I’ve tried setting lock=False in xr.open_mfdataset which is passed to dask.array.from_array, but it’s not helping.

Does anyone here have experience combining xarray or dask with PyTorch?

Here’s a minimal example of what I’m talking about:

from torch.utils.data import Dataset, DataLoader
import xarray as xr

class XarrayDataset(Dataset):
    '''A simple torch Dataset wrapping xr.DataArray'''
    def __init__(self, ar, batch_dim):
        self.ar = ar
        self.batch_dim = batch_dim

    def __len__(self):
        return len(self.ar[self.batch_dim])

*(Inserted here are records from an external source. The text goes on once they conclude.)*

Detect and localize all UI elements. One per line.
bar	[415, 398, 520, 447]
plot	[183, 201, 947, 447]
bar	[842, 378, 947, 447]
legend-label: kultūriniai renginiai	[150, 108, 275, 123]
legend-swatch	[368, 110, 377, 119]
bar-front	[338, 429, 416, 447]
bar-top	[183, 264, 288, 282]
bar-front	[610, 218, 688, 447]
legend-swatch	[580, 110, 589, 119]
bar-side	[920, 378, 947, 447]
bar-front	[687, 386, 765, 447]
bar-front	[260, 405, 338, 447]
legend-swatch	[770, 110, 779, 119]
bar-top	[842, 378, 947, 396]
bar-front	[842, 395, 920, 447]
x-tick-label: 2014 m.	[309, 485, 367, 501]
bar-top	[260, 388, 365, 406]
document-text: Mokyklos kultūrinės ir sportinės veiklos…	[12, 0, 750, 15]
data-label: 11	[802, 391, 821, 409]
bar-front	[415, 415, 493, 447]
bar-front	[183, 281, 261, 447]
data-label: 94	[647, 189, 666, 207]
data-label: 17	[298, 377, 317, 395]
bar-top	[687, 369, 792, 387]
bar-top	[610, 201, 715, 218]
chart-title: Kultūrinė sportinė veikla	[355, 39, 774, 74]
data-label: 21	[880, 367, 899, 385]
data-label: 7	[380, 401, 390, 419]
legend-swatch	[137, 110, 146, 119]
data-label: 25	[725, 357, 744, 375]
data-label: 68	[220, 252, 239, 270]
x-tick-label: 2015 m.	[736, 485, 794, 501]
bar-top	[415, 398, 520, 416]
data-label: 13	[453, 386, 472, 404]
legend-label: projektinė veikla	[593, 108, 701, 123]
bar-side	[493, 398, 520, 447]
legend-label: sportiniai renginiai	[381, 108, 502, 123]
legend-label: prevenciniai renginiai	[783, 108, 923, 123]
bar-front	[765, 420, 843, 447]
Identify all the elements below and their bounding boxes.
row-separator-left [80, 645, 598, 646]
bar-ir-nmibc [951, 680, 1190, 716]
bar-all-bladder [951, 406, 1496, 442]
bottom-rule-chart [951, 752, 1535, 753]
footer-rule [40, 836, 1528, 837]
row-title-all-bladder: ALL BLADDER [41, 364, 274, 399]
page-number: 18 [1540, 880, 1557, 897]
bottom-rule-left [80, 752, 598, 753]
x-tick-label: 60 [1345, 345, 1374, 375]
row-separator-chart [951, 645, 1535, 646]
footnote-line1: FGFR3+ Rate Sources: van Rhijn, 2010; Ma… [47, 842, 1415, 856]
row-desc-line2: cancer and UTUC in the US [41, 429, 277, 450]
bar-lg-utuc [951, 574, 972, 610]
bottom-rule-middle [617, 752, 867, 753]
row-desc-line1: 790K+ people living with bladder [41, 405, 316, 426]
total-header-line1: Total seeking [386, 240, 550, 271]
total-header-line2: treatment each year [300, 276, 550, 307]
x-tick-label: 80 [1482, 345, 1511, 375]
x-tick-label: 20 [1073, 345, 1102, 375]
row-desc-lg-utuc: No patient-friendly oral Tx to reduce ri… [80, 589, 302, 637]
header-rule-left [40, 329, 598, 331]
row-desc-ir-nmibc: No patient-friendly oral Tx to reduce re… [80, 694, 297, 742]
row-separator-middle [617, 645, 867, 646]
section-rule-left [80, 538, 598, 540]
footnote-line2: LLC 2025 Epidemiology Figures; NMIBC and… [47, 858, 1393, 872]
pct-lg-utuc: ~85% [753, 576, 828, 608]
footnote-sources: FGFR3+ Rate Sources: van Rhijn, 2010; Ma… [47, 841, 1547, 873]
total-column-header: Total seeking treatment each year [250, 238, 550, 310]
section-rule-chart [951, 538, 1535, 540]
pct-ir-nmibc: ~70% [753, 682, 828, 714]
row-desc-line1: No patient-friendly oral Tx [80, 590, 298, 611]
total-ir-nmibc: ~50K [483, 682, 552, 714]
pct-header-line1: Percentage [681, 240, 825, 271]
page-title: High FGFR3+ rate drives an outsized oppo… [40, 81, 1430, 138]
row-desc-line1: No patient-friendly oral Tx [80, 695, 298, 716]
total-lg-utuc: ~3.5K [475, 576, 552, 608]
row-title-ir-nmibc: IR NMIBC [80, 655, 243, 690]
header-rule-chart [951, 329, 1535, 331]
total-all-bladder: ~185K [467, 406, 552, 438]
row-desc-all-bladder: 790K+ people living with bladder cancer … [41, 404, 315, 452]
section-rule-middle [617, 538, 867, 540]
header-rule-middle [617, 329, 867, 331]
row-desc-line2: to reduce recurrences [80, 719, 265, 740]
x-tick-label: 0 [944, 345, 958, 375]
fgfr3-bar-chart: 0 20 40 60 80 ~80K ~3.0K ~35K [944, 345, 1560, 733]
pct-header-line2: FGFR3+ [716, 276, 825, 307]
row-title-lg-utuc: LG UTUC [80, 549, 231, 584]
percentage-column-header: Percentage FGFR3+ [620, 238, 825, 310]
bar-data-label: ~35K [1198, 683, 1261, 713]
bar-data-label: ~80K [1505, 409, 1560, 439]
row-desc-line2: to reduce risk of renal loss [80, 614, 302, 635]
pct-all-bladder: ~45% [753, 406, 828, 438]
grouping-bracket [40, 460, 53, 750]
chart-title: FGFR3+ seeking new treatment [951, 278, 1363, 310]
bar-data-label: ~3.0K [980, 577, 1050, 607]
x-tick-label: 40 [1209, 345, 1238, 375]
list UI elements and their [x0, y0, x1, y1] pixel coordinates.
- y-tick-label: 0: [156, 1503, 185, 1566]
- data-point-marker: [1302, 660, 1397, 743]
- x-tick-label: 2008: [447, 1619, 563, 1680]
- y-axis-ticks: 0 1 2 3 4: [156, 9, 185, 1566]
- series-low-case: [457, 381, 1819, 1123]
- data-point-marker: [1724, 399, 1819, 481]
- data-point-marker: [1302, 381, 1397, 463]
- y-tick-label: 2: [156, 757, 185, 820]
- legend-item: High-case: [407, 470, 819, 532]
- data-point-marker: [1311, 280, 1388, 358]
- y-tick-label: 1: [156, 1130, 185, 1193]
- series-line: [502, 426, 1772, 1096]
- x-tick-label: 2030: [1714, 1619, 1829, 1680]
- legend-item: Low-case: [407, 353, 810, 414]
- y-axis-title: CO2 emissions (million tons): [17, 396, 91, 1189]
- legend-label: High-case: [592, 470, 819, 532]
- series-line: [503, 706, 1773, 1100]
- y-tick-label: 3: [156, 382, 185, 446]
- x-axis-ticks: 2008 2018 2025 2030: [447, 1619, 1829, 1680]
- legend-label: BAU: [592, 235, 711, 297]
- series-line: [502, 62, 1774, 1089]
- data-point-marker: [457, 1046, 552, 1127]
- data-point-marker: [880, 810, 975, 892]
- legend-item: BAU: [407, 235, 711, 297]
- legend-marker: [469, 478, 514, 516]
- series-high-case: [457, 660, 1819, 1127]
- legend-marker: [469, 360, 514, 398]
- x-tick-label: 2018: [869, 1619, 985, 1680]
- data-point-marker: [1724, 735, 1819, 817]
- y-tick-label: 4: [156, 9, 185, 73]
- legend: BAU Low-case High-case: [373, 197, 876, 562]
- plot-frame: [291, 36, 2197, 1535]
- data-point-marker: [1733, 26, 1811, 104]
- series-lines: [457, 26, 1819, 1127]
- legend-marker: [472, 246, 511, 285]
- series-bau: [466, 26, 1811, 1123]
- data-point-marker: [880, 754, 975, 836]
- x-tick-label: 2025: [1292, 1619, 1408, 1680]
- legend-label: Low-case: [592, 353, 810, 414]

    def __getitem__(self, idx):
        return self.ar[{self.batch_dim: idx}].values

class XarrayDataLoader(DataLoader):
    '''A simple torch DataLoader wrapping xr.DataArray'''
    def __init__(self, ar, batch_dim, **kwargs):
        ar = XarrayDataset(ar, batch_dim)
        super().__init__(ar, **kwargs)

# Open the dataset with xarray and select the feature to work with.
ds = xr.open_mfdataset(['NAM-NMM/nam.20170115/nam.t00z.awphys.tm00.nc', 'NAM-NMM/nam.20170115/nam.t12z.awphys.tm00.nc'])
ar = ds['TMP_SFC']

# If I load the data into main memory, the deadlock does not happen
#ar.load()

# Trying to load the data with num_workers > 0 results in deadlock.
dl = XarrayDataLoader(ar, batch_dim='reftime', num_workers=1)
i = iter(dl)
next(i)

ghiggi · February 9, 2021, 4:45pm

I experienced similar problems.
Is something related to the fact that netCDF I/O is not thread-safe and there is some locking going on.
If you chunk your dataset with ds=ds.chunk(<your chunk options>), you save the dataset to disk in zarr format (ds.to_zarr()) and reopen the dataset with xr.open_zarr() then everything works fine
I additionally suggest to set dask.config.set(scheduler='synchronous') to speed up the data loading if num_workers > 0 in your DataLoader.